Il giudizio su M. va iscritto nella dura condanna, da parte di O., del Rinascimento, età di magnificenza artistica, ma di grave corruzione morale, civile e religiosa, che aveva tradito la vera grande epoca italiana, la civiltà comunale, emancipatasi dall’ipoteca papale e da quella imperiale, affermatrice della libera individualità e della cultura laica. La modernità non era stata inaugurata dal Rinascimento, bensì dalla Riforma protestante, i cui principi di libertà e di uguaglianza si erano adempiuti nella Rivoluzione francese. Ebbene, per O., M. era risultato estraneo a questo virtuoso processo storico, era stato indifferente a ogni riforma spirituale, a cominciare da quella di Girolamo Savonarola. Mentre De Sanctis nella Storia della letteratura italiana definiva il Segretario il «Lutero d’Italia», nella considerazione di O. il vero Lutero italiano era stato Paolo Sarpi, non M., irretito dai compromessi con il potere ecclesiastico e dall’asservimento ai Medici. L’autore del Principe, nel giudizio di O. – che ricusava qualsiasi interpretazione ‘obliqua’ (quel filone di pensiero secondo il quale M., fingendo di ammaestrare i principi, avrebbe disvelato ai popoli il volto oscuro del potere) –, non era stato un vero patriota, ma un cinico egoista e un politico inetto. M. non poteva esercitare una benefica influenza sui destini italiani né dal punto di vista etico-spirituale né da quello scientifico. Infatti, né i Discorsi avevano fondato la moderna scienza storica, né il Principe la scienza politica. M. si era fermato all’angusta ed effimera realtà del fatto. La sua legislazione, avulsa da ogni diritto, aveva assolutizzato il potere del principe e non aveva conciliato moralità individuale e universalità etica in una superiore sintesi storica, nella dialettica (hegeliana) composizione delle diverse realtà familiari, sociali e istituzionali.

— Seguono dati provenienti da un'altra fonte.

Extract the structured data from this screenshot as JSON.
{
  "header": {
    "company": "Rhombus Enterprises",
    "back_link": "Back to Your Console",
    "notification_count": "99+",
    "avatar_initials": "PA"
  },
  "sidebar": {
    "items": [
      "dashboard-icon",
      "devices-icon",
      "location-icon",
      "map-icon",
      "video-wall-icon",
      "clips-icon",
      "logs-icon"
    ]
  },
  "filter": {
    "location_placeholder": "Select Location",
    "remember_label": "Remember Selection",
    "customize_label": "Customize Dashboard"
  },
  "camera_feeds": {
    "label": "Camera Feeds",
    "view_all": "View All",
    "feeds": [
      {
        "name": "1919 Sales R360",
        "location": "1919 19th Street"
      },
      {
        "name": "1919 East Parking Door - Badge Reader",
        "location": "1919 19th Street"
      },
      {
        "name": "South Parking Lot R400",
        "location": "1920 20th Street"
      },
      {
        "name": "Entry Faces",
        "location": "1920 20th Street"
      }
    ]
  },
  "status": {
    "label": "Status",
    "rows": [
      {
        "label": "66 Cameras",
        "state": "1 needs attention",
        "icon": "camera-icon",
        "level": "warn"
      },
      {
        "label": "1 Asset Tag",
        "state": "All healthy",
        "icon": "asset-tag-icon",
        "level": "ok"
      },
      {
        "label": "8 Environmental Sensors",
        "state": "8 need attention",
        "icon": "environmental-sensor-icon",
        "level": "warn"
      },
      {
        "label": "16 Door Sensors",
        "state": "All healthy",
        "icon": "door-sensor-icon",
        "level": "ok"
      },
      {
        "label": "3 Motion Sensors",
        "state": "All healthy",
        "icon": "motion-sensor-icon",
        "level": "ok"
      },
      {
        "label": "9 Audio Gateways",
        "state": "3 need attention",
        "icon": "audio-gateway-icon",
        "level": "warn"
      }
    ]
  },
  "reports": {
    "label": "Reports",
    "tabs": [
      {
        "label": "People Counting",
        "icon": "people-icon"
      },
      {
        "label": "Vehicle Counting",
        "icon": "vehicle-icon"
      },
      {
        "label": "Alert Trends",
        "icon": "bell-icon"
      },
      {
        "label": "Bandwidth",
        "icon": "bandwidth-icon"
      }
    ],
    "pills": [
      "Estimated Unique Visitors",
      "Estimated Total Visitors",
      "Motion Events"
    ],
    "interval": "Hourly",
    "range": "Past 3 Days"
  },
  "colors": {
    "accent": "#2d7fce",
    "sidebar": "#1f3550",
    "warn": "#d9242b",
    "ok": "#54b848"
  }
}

O. censurava anche il M. teorico militare, vincolato ad antiquati modelli e non attento ai grandi mutamenti rivoluzionari quattro-cinquecenteschi. In realtà M., secondo O., sarebbe rimasto sempre un enigma finché il suo unico, residuo valore non fosse stato riscontrato nelle sue qualità di letterato. Per lo scrittore romagnolo, il vero grande politico e storico era stato Francesco Guicciardini, che non si era lasciato sedurre, come M., da false e fantastiche teorie, ma aveva dimostrato perspicacia politica e realismo storico. Per De Sanctis, l’elogio della prosa machiavelliana era congruo a quello della sua moderna scienza politica; per O., la demitizzazione del Segretario risparmiava solo le sue doti di «pittore della politica». Si potrebbe quasi dire che il desanctisiano ‘uomo di Guicciardini’, ossia l’uomo del ‘particulare’, profonda radice maligna dell’immoralismo e della latitanza civica degli italiani, diventava, nelle pagine orianesche, ‘l’uomo di Machiavelli’, ovvero un esempio negativo di apatia religiosa ed etica.
Bibliografia: Oriani, a cura di G. Spadolini, Faenza 1960; M. Baioni, Il fascismo e Alfredo Oriani. Il mito del precursore, Ravenna 1988.